24 juin 2015

Dans cette tribune sur "Atlantico", Eric Verhaeghe : "Budget mammouth mais profs mal payés : où passe concrètement le budget de l'Education nationale ?"

Extrait :

Sur le cas de la bivalence, c'est un véritable serpent de mer. Chaque fois qu'un ministre a essayé de l'introduire, il a dû affronter le conservatisme des filières universitaires qui forment les futurs enseignants.

On oublie trop souvent que l'offre éducative dépend de la capacité des universités à préparer le vivier des candidats aux concours enseignants.

Pour pouvoir recruter un enseignant, il faut en effet qu'il y ait un candidat (si possible compétent) au concours de recrutement. Vous ne pouvez donc pas penser le concours enseignant en dehors de l'offre universitaire.

Allons plus loin : l'offre universitaire dicte largement le contenu des concours enseignants. L'affaire des langues anciennes au collège en est le meilleur exemple : supprimer ou réduire la place du latin et du grec au collège, c'est réduire le nombre de recrutements en langues anciennes. Et par conséquent tuer très rapidement les trois quarts d'unité de langues anciennes dans les unités françaises. Dans beaucoup d'universités comme à Reims, Clermont-Ferrand, ou Caen, on compte depuis de nombreuses années plus d'enseignants que d'étudiants en langues anciennes. Si vous diminuez de moitié ou des deux tiers les places au CAPES ou à l'agrégation dans ces disciplines, vous supprimez purement et simplement ces unités d'enseignement dans ces universités-là. Pour préserver l'emploi dans les universités, cela fait des années que l'on maintient artificiellement des enseignements marginaux au collège.

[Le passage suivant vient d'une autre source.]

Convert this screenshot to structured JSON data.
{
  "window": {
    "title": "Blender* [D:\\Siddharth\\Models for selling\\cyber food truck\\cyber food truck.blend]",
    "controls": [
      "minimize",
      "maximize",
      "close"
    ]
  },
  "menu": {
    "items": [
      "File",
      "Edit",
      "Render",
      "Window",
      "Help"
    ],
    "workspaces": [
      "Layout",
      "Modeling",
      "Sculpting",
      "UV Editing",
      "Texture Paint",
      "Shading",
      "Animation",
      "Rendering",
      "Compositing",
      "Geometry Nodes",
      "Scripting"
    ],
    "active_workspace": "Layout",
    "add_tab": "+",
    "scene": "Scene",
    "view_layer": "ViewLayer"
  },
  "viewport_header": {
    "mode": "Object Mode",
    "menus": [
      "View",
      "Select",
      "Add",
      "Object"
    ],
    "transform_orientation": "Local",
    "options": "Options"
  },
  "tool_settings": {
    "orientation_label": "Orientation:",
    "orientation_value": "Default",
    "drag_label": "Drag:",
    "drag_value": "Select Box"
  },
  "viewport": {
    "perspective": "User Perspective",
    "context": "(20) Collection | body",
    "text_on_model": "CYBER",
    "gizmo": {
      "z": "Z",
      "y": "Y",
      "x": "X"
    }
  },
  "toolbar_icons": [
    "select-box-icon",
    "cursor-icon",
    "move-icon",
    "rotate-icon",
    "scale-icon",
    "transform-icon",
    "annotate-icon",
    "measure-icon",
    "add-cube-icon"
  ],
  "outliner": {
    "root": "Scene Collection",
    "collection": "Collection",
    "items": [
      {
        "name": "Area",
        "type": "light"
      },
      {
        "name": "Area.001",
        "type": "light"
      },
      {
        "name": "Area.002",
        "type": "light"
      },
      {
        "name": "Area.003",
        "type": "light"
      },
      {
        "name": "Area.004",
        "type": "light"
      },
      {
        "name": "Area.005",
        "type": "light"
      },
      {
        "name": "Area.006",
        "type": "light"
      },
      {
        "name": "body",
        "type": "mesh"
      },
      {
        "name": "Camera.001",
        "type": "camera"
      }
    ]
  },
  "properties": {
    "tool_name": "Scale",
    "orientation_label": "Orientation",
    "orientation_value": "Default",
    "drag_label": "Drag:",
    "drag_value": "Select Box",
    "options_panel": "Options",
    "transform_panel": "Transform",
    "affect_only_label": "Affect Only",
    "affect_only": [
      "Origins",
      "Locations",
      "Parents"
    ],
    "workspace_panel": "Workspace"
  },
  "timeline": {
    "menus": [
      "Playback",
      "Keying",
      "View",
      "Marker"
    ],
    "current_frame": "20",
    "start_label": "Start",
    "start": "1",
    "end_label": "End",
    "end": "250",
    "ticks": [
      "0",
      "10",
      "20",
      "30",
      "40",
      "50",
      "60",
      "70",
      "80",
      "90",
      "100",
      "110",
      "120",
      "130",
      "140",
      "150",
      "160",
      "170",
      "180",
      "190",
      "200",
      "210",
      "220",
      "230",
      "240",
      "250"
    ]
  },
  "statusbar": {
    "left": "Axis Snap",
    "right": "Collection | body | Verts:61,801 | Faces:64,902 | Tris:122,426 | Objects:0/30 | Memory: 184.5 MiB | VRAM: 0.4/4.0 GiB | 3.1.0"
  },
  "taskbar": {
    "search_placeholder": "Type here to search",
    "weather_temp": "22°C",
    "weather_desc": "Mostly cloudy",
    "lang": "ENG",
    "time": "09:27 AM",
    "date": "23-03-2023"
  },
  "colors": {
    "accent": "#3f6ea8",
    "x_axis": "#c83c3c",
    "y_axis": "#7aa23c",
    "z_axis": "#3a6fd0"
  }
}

Sur Twitter : @Verhaeghe "Homme libre, fondateur de Parménide"

 



Portrait de PROF
PROF a répondu au sujet : #684 il y a 1 an 11 mois
Question: qui a décrété qu'il s'agissait d'enseignements marginaux?
A lire les commentaires des internautes sur le site Atlantico, les enseignants eux-mêmes sont des marginaux qui ne veulent pas se plier à la loi du marché, se plaignent sans cesse alors qu'ils font partie de cette caste de privilégiés qui ont beaucoup de vacances, c'est bien connu. Je rajouterai une caste qui est en voie de disparition dans certaines disciplines, en effet. Et pourtant, il faudra bien trouver des volontaires pour instruire les enfants de ceux-là qui aiment cracher leur venin sur les enseignants. Quel défi pour ces jeunes universitaires qui non seulement doivent passer un concours mais doivent aussi braver l'opprobre publique!